QS et ON préfèrent l’abordage au sabordage

Pauline Marois lors du conseil national du Parti québécois samedi
Photo: La Presse canadienne (photo) Clément Allard Pauline Marois lors du conseil national du Parti québécois samedi

Pauline Marois a donné un conseil simple aux partis indépendantistes rivaux, lors du conseil national du Parti québécois (PQ), samedi à Québec : elle pense qu’ils devraient se saborder. Mais Québec solidaire et Option nationale estiment avoir le vent dans les voiles, et comptent bien partir à la conquête des électeurs déçus du PQ.

La perspective d’une entente électorale entre les trois formations semble s’éloigner encore un peu, depuis cette fin de semaine. La suggestion de Mme Marois s’est faite lors d’un hommage à l’indépendantiste Pierre Bourgault. En 1968, afin de faire avancer la cause souverainiste, M. Bourgault avait décidé de saborder sa propre formation politique, qui était alors le Rassemblement pour l’indépendance nationale (RIN).


Au discours de clôture du conseil national du PQ, Pauline Marois a visé Québec solidaire et Option nationale, sans les évoquer explicitement. En fin de journée, les péquistes ont souligné les dix ans du décès de M. Bourgault, et l’ancien ministre Jacques Léonard, qui a été l’un de ses compagnons de route, est venu rappeler ses faits d’armes, dont l’épisode où le chef du RIN avait proposé la mort de sa propre formation. Quand elle a ensuite pris la parole, Pauline Marois a expliqué qu’il s’agit d’« un bout de notre histoire qui, probablement, mériterait de se répéter aujourd’hui ». Puis, elle a renchéri en termes plus explicites. « Il [Pierre Bourgault] a fait avancer notre projet de pays. Il a posé ce geste généreux […]. Il a sabordé son parti pour joindre le Parti québécois, parce qu’il savait que ce serait plus efficace, plus utile d’agir de cette façon. »

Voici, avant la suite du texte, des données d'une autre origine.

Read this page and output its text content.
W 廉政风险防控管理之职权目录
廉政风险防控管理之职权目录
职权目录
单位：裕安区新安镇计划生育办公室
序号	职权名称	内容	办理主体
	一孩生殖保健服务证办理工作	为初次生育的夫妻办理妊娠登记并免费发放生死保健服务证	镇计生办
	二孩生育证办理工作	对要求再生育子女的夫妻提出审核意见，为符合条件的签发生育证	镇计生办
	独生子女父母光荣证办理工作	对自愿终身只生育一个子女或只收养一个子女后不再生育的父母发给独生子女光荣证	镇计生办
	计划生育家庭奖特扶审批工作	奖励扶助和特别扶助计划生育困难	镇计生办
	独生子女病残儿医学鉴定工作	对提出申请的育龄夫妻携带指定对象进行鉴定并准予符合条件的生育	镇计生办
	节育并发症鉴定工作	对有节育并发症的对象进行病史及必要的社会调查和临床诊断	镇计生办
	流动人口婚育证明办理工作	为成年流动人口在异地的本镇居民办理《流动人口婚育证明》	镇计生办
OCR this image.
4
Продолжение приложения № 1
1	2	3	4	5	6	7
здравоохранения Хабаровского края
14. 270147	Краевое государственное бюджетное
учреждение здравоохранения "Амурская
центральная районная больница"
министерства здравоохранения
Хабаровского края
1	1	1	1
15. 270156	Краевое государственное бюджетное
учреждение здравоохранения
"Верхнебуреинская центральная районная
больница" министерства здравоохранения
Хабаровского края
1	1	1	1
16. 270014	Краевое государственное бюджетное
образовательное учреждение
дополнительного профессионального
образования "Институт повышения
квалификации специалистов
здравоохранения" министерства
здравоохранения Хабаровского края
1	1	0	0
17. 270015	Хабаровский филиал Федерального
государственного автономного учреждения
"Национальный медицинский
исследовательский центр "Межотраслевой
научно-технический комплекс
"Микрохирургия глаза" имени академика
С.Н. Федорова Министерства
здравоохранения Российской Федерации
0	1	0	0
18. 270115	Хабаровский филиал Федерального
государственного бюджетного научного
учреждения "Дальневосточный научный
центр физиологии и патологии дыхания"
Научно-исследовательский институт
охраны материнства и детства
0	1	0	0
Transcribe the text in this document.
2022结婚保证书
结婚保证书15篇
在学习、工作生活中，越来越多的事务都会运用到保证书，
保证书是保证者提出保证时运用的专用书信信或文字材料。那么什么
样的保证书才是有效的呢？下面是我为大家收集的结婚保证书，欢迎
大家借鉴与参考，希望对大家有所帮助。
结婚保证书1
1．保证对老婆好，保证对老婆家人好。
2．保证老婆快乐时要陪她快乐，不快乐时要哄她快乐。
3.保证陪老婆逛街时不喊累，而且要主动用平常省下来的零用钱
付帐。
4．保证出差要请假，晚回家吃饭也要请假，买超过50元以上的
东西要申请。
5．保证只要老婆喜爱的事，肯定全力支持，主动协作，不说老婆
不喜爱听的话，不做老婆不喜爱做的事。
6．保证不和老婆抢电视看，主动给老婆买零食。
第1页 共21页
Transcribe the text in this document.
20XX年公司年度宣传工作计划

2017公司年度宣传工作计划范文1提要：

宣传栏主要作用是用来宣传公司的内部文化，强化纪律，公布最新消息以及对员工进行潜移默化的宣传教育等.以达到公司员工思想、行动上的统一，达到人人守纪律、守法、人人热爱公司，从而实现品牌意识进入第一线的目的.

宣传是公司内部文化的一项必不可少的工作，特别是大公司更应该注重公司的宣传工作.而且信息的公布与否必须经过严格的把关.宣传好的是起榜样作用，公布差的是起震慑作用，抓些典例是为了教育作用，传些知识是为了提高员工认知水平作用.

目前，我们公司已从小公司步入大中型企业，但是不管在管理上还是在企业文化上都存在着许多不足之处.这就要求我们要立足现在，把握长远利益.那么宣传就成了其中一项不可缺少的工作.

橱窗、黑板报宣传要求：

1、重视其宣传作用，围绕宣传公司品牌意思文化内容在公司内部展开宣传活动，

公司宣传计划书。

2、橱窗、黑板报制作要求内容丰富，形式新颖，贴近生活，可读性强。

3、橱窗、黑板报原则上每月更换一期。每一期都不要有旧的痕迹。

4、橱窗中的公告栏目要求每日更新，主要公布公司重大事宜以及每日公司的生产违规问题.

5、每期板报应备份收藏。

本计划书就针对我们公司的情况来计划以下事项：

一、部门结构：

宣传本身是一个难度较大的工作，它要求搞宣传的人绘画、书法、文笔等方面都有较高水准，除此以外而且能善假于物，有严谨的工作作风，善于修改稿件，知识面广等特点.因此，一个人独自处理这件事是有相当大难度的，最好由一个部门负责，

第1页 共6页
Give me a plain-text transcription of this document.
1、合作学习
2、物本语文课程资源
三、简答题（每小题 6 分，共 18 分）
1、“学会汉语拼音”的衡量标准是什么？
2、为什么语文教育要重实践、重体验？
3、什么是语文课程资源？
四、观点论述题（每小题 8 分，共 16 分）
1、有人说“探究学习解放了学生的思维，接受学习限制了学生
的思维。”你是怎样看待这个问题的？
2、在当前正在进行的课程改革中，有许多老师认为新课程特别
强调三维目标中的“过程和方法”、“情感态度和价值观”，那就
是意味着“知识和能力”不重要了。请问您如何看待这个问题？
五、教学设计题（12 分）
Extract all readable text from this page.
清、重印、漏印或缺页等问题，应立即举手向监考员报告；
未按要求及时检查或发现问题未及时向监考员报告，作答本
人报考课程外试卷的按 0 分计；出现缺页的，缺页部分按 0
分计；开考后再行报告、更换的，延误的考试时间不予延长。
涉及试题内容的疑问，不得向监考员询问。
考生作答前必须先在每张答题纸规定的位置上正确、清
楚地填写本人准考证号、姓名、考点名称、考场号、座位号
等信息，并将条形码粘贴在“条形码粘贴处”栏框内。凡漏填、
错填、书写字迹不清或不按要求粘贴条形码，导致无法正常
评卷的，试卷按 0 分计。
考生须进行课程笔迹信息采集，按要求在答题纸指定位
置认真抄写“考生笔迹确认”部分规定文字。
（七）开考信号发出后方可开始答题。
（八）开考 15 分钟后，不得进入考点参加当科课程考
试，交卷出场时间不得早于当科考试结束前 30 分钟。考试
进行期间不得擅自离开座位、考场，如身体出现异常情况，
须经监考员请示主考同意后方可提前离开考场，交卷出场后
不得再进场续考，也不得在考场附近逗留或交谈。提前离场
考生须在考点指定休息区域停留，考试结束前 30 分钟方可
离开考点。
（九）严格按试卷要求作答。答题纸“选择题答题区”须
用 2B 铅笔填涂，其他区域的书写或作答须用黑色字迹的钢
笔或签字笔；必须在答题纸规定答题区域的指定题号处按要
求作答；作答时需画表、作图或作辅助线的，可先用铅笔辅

À l’époque le PQ gagnait en popularité, et M. Bourgault voulait éviter une division du vote. Le contexte semble avoir changé depuis : le PQ est plutôt malmené dans les sondages, rappelle Jean-Martin Aussant. « Je pense aussi que la baisse dans les sondages fait en sorte que Mme Marois veut essayer par tous les moyens de raviver le membership », dit le chef d’Option nationale, qui n’a pas réussi à se faire réélire aux dernières élections. Mais son parti fourbit ses armes en vue des prochaines élections : il compte désormais 8000 membres, 3000 de plus qu’en octobre dernier. Il possède plusieurs centaines de milliers de dollars dans ses coffres, soit bien plus que les 100 000 $ qu’il avait réunis pour sa dernière campagne, selon lui.


Il n’y a plus de printemps érable visant à « débarquer les libéraux » et Philippe Couillard est plus populaire que Jean Charest, explique M. Aussant. « Dans la mesure où on va avoir beaucoup plus de membres, beaucoup plus d’organisation et beaucoup plus de fonds et de moyens financiers pour la prochaine campagne électorale, c’est sûr que la force d’ON nuira encore plus au PQ », dit M. Aussant. « Si le PQ pense pouvoir être majoritaire dans un contexte plus défavorable que celui de la dernière élection, je ne comprends pas vraiment leur calcul », affirme le chef d’Option nationale. Il conseille au Parti québécois de changer son programme pour y mettre en avant la cause souverainiste, ou alors de se « saborder » pour permettre à ses membres de rejoindre Option nationale.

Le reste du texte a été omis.